Your method of using the rotations to store data is pretty ingenious! But I'm just wondering why that data couldn't just be stored in the object's name? It would seem like that would also help decrease the # of prims.

You can only sense whole names, it's not possible to sense partial names. Because of that, I store specific object "states" in names not variable data. The names are coded to mean something specific at any given time. eg a flower which is ready to seed and waiting for pollen from another flower changes its state from phantom to solid, changes its name to "fertile flower". One of the names bees look for is "fertile flower", the bee can then locate the flowers and use the collission event to pass its key id for an email.
( in fact you 'could' bypass the collission altogether and use a sensor to tell how far you are from the plant in this case, but I considered that over using the sensor function, and the collision happens automatically when the bee arrives successfully at its target! )

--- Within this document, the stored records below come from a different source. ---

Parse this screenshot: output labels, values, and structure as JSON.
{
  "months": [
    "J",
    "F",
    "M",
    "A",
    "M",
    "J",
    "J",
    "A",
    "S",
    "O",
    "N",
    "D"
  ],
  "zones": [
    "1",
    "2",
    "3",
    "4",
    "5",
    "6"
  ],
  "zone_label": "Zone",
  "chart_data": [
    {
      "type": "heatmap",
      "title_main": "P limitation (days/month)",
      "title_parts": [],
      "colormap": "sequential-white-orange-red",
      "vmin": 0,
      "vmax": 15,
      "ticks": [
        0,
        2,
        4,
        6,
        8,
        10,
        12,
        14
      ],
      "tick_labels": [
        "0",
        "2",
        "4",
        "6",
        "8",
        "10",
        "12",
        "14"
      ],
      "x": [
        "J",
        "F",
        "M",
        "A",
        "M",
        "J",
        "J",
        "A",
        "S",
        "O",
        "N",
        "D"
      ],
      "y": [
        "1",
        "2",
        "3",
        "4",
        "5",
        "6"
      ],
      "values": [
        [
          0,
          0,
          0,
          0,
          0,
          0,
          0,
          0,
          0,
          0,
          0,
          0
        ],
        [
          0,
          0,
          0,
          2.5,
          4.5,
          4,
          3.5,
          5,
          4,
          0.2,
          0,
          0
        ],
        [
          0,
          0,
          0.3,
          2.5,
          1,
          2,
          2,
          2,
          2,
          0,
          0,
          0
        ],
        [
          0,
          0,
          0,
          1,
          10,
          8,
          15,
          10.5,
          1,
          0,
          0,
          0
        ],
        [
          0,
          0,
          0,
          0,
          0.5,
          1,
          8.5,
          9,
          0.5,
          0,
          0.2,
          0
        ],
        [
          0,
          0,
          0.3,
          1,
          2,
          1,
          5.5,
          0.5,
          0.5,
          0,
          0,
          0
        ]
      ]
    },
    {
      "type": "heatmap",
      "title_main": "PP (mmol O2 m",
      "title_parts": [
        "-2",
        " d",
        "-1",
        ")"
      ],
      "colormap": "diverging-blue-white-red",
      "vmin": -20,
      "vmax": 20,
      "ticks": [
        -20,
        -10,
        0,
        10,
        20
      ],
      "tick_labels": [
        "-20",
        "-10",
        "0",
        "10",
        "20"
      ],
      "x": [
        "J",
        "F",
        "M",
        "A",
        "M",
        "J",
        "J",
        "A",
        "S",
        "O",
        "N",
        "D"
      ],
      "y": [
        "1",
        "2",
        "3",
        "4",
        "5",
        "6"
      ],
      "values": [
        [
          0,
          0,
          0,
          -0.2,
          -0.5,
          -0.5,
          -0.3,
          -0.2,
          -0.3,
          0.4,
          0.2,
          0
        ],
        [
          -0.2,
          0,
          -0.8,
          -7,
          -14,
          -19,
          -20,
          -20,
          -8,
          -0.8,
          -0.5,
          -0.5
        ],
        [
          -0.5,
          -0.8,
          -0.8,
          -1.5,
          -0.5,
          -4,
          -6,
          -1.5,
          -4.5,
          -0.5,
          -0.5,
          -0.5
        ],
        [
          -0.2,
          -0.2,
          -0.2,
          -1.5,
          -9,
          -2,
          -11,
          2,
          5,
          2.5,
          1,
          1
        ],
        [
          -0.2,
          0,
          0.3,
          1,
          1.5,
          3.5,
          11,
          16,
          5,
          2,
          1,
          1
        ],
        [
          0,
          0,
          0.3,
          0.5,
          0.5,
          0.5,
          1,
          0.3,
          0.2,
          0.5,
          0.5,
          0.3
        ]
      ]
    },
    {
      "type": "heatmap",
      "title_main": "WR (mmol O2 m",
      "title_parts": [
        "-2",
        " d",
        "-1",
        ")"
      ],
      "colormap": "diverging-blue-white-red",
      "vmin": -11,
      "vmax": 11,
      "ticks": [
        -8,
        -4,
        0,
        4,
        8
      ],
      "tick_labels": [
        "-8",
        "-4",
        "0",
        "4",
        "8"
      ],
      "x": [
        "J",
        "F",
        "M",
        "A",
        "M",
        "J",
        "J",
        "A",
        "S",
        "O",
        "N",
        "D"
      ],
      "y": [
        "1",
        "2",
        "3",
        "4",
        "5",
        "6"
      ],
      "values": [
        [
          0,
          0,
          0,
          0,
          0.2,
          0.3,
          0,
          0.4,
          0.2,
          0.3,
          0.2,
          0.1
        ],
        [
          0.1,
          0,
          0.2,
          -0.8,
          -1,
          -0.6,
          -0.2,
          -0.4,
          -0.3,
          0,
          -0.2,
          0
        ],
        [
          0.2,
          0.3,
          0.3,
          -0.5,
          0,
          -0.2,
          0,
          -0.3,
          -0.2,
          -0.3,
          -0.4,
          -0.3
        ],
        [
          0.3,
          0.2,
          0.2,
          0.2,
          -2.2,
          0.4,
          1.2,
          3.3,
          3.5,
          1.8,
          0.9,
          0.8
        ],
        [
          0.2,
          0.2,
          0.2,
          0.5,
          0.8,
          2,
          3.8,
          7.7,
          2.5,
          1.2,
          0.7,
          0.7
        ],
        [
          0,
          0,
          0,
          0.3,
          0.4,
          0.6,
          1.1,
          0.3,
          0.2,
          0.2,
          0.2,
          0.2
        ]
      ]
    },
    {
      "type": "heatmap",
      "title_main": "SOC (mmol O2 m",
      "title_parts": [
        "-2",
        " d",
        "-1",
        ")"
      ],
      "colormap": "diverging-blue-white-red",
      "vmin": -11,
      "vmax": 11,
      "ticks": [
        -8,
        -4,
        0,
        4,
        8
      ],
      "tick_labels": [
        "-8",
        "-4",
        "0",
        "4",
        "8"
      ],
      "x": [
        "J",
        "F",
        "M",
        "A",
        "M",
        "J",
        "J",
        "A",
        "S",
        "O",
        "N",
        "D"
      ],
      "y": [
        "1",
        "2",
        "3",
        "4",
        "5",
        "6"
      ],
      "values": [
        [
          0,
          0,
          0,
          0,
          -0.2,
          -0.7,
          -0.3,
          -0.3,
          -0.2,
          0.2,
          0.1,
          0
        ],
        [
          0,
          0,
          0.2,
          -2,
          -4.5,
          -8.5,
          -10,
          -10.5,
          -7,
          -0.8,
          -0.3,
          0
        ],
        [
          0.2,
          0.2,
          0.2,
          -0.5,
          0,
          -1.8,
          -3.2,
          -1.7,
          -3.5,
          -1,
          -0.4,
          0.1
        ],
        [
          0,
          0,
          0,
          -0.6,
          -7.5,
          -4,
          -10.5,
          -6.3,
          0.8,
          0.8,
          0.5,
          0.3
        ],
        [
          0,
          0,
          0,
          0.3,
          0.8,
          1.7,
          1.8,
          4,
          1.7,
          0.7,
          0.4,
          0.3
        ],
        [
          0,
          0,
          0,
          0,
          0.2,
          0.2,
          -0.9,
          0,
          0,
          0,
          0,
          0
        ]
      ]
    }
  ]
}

Using a rotation to store percentages or other values allows you to get at them in 2 fast moves... sense for pre-known name ... get rotation in the sensor event. The limitation here is to remember a quaternion could be normalized and scale your values accordingly. I find using the DEG_TO_RAD and RAD_TO_DEG multipliers a useful tool for storing percentage values in a rotation.

email delay is about 20 seconds i think.

a good tip for collisions is to know that the events can be called in rapid succession for the same objects. It's a good idea to store the key of the last thing you dealt with in the collision_start or collision event and to ignore it if another start event happens too soon or before a collision_end.